Decisions regarding adjuvant therapy in patients with stage II colon cancer remains controversial and challenging. We aimed to determine novel biomarkers that help to predict relapse free survival (RFS) and identify a subset of patients with stage II colon cancer who could gain survival benefits from adjuvant chemotherapy. Public microarray datasets of stage II colon cancer samples were extracted from Gene Expression Omnibus database. Global gene expression changes were then analyzed between the paired early relapse and long-term survival group to identify the differentially expressed mRNAs and lncRNAs. Based on Lasso Cox regression modeling analysis, a total of 30 mRNAs and 2 lncRNAs were finally identified.

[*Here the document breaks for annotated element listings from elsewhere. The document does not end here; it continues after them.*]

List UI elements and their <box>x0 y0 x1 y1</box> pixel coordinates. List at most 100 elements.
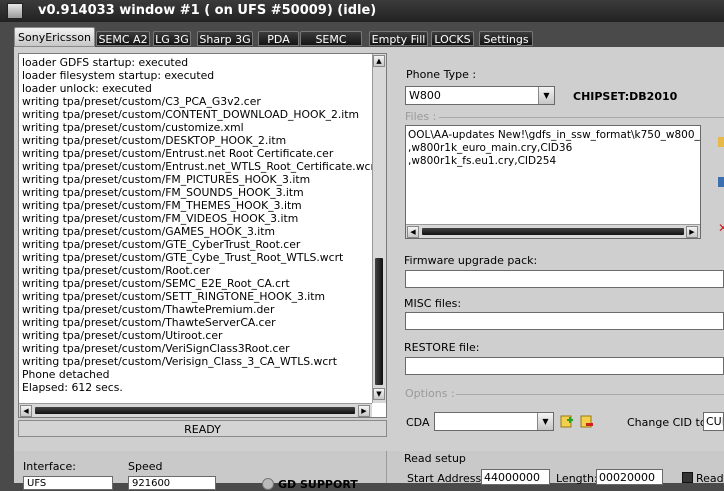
options-label: Options : <box>405 387 455 400</box>
files-list[interactable]: OOL\AA-updates New!\gdfs_in_ssw_format\k… <box>405 125 701 239</box>
length-value: 00020000 <box>599 471 655 484</box>
log-vertical-scrollbar[interactable]: ▲ ▼ <box>372 54 386 403</box>
chevron-down-icon[interactable]: ▼ <box>538 87 554 104</box>
scroll-left-icon[interactable]: ◀ <box>407 226 419 238</box>
add-file-icon[interactable] <box>560 414 574 428</box>
tab-settings[interactable]: Settings <box>479 31 533 46</box>
chevron-down-icon[interactable]: ▼ <box>537 413 553 430</box>
file-item[interactable]: ,w800r1k_fs.eu1.cry,CID254 <box>408 155 556 168</box>
tab-locks[interactable]: LOCKS <box>431 31 474 46</box>
tab-empty-fill[interactable]: Empty Fill <box>369 31 428 46</box>
bottom-panel: Interface: UFS Speed 921600 GD SUPPORT R… <box>14 451 724 491</box>
read-setup-label: Read setup <box>404 452 466 465</box>
tab-sharp-3g[interactable]: Sharp 3G <box>197 31 253 46</box>
log-line: writing tpa/preset/custom/FM_PICTURES_HO… <box>22 173 311 186</box>
speed-label: Speed <box>128 460 163 473</box>
cda-select[interactable]: ▼ <box>434 412 554 431</box>
log-line: writing tpa/preset/custom/Entrust.net Ro… <box>22 147 334 160</box>
firmware-label: Firmware upgrade pack: <box>404 254 538 267</box>
log-line: writing tpa/preset/custom/CONTENT_DOWNLO… <box>22 108 360 121</box>
app-icon <box>7 3 23 19</box>
log-line: writing tpa/preset/custom/Verisign_Class… <box>22 355 337 368</box>
log-line: writing tpa/preset/custom/SEMC_E2E_Root_… <box>22 277 290 290</box>
log-line: writing tpa/preset/custom/ThawteServerCA… <box>22 316 276 329</box>
length-label: Length: <box>556 472 598 485</box>
file-item[interactable]: ,w800r1k_euro_main.cry,CID36 <box>408 142 572 155</box>
close-icon[interactable]: ✕ <box>718 223 724 233</box>
log-line: writing tpa/preset/custom/SETT_RINGTONE_… <box>22 290 326 303</box>
log-output[interactable]: loader GDFS startup: executed loader fil… <box>18 53 387 418</box>
restore-file-label: RESTORE file: <box>404 341 480 354</box>
phone-type-value: W800 <box>409 89 441 102</box>
log-line: writing tpa/preset/custom/GTE_CyberTrust… <box>22 238 301 251</box>
misc-files-label: MISC files: <box>404 297 462 310</box>
files-label: Files : <box>405 110 437 123</box>
right-panel: Phone Type : W800 ▼ CHIPSET:DB2010 Files… <box>389 50 724 450</box>
log-line: writing tpa/preset/custom/FM_THEMES_HOOK… <box>22 199 302 212</box>
log-line: writing tpa/preset/custom/ThawtePremium.… <box>22 303 275 316</box>
speed-select[interactable]: 921600 <box>128 476 216 490</box>
firmware-field[interactable] <box>405 270 724 288</box>
log-line: writing tpa/preset/custom/Root.cer <box>22 264 211 277</box>
tab-semc-a2[interactable]: SEMC A2 <box>96 31 150 46</box>
file-item[interactable]: OOL\AA-updates New!\gdfs_in_ssw_format\k… <box>408 129 700 142</box>
change-cid-label: Change CID to <box>627 416 707 429</box>
status-ready: READY <box>18 420 387 437</box>
log-line: loader filesystem startup: executed <box>22 69 215 82</box>
folder-icon[interactable] <box>718 137 724 147</box>
speed-value: 921600 <box>132 478 171 489</box>
start-address-label: Start Address: <box>407 472 485 485</box>
log-line: writing tpa/preset/custom/C3_PCA_G3v2.ce… <box>22 95 261 108</box>
tab-lg-3g[interactable]: LG 3G <box>153 31 191 46</box>
log-line: writing tpa/preset/custom/GTE_Cybe_Trust… <box>22 251 344 264</box>
interface-value: UFS <box>27 478 47 489</box>
log-horizontal-scrollbar[interactable]: ◀ ▶ <box>19 403 372 417</box>
log-line: writing tpa/preset/custom/GAMES_HOOK_3.i… <box>22 225 275 238</box>
tab-sonyericsson[interactable]: SonyEricsson <box>14 27 95 47</box>
interface-label: Interface: <box>23 460 76 473</box>
change-cid-select[interactable]: CUR <box>703 412 724 431</box>
change-cid-value: CUR <box>706 415 723 428</box>
read-label: Read <box>696 472 724 485</box>
chipset-label: CHIPSET:DB2010 <box>573 90 678 103</box>
log-line: writing tpa/preset/custom/VeriSignClass3… <box>22 342 290 355</box>
files-hscroll-thumb[interactable] <box>422 228 684 235</box>
log-line: loader unlock: executed <box>22 82 152 95</box>
interface-select[interactable]: UFS <box>23 476 113 490</box>
log-line: writing tpa/preset/custom/Utiroot.cer <box>22 329 223 342</box>
window-title: v0.914033 window #1 ( on UFS #50009) (id… <box>38 3 377 18</box>
divider <box>439 117 724 118</box>
log-line: writing tpa/preset/custom/customize.xml <box>22 121 244 134</box>
title-bar: v0.914033 window #1 ( on UFS #50009) (id… <box>0 0 724 22</box>
scroll-left-icon[interactable]: ◀ <box>20 405 32 417</box>
misc-files-field[interactable] <box>405 312 724 330</box>
cda-label: CDA <box>406 416 430 429</box>
divider <box>456 394 724 395</box>
log-line: writing tpa/preset/custom/FM_VIDEOS_HOOK… <box>22 212 299 225</box>
phone-type-label: Phone Type : <box>406 68 477 81</box>
tab-semc-odm[interactable]: SEMC ODM <box>300 31 362 61</box>
files-horizontal-scrollbar[interactable]: ◀ ▶ <box>406 224 700 238</box>
log-line: writing tpa/preset/custom/Entrust.net_WT… <box>22 160 380 173</box>
read-checkbox[interactable] <box>682 472 693 483</box>
scroll-up-icon[interactable]: ▲ <box>373 55 385 67</box>
log-scroll-thumb[interactable] <box>375 258 383 385</box>
main-panel: loader GDFS startup: executed loader fil… <box>14 47 724 483</box>
gd-support-icon[interactable] <box>262 478 274 490</box>
phone-type-select[interactable]: W800 ▼ <box>405 86 555 105</box>
log-line: writing tpa/preset/custom/FM_SOUNDS_HOOK… <box>22 186 304 199</box>
restore-file-field[interactable] <box>405 357 724 375</box>
log-line: writing tpa/preset/custom/DESKTOP_HOOK_2… <box>22 134 287 147</box>
log-line: Elapsed: 612 secs. <box>22 381 123 394</box>
gd-support-label[interactable]: GD SUPPORT <box>278 478 358 491</box>
scroll-right-icon[interactable]: ▶ <box>358 405 370 417</box>
divider <box>386 451 387 483</box>
tab-pda[interactable]: PDA <box>258 31 299 46</box>
cut-icon[interactable] <box>718 177 724 187</box>
start-address-value: 44000000 <box>484 471 540 484</box>
scroll-down-icon[interactable]: ▼ <box>373 388 385 400</box>
log-line: Phone detached <box>22 368 110 381</box>
log-hscroll-thumb[interactable] <box>35 407 355 414</box>
scroll-right-icon[interactable]: ▶ <box>686 226 698 238</box>
remove-file-icon[interactable] <box>580 414 594 428</box>
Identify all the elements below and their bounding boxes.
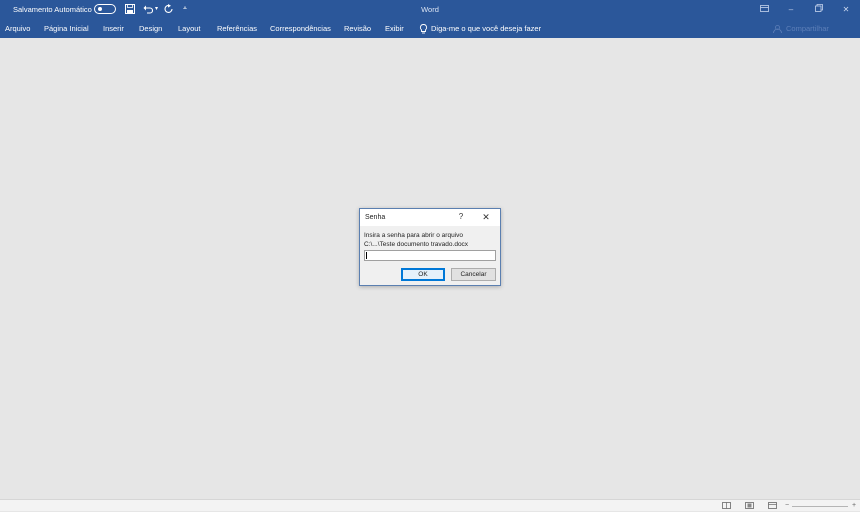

With specific formula, stage II patients in training and validation sets were divided into low and risk groups with significantly different RFS. PAX8-AS1 is the novel lncRNA which showed the highest upregulation in early relapse group. Patients with high PAX8-AS1 expression level showed notably poorer RFS in both meta GEO cohort (P = 0.04, Figure 4B) and FUSCC cohort (P < 0.001, Figure 4C). Among the stage II patients with high PAX8-AS1 level, administration of fluorouracil-based adjuvant chemotherapy provided a substantial improvement in RFS (P = 0.002, Figure 3C). Further mechanistic study unveiled that PAX8-AS1 increases the response of CRC cells to chemotherapy in vitro and in vivo by maintaining the mRNA stability of PAX8. In conclusion, PAX8-AS1 as a novel and reliable biomarker for predicting prognosis and identification of patients with stage II disease who could gain survival benefit from fluorouracil-based adjuvant chemotherapy.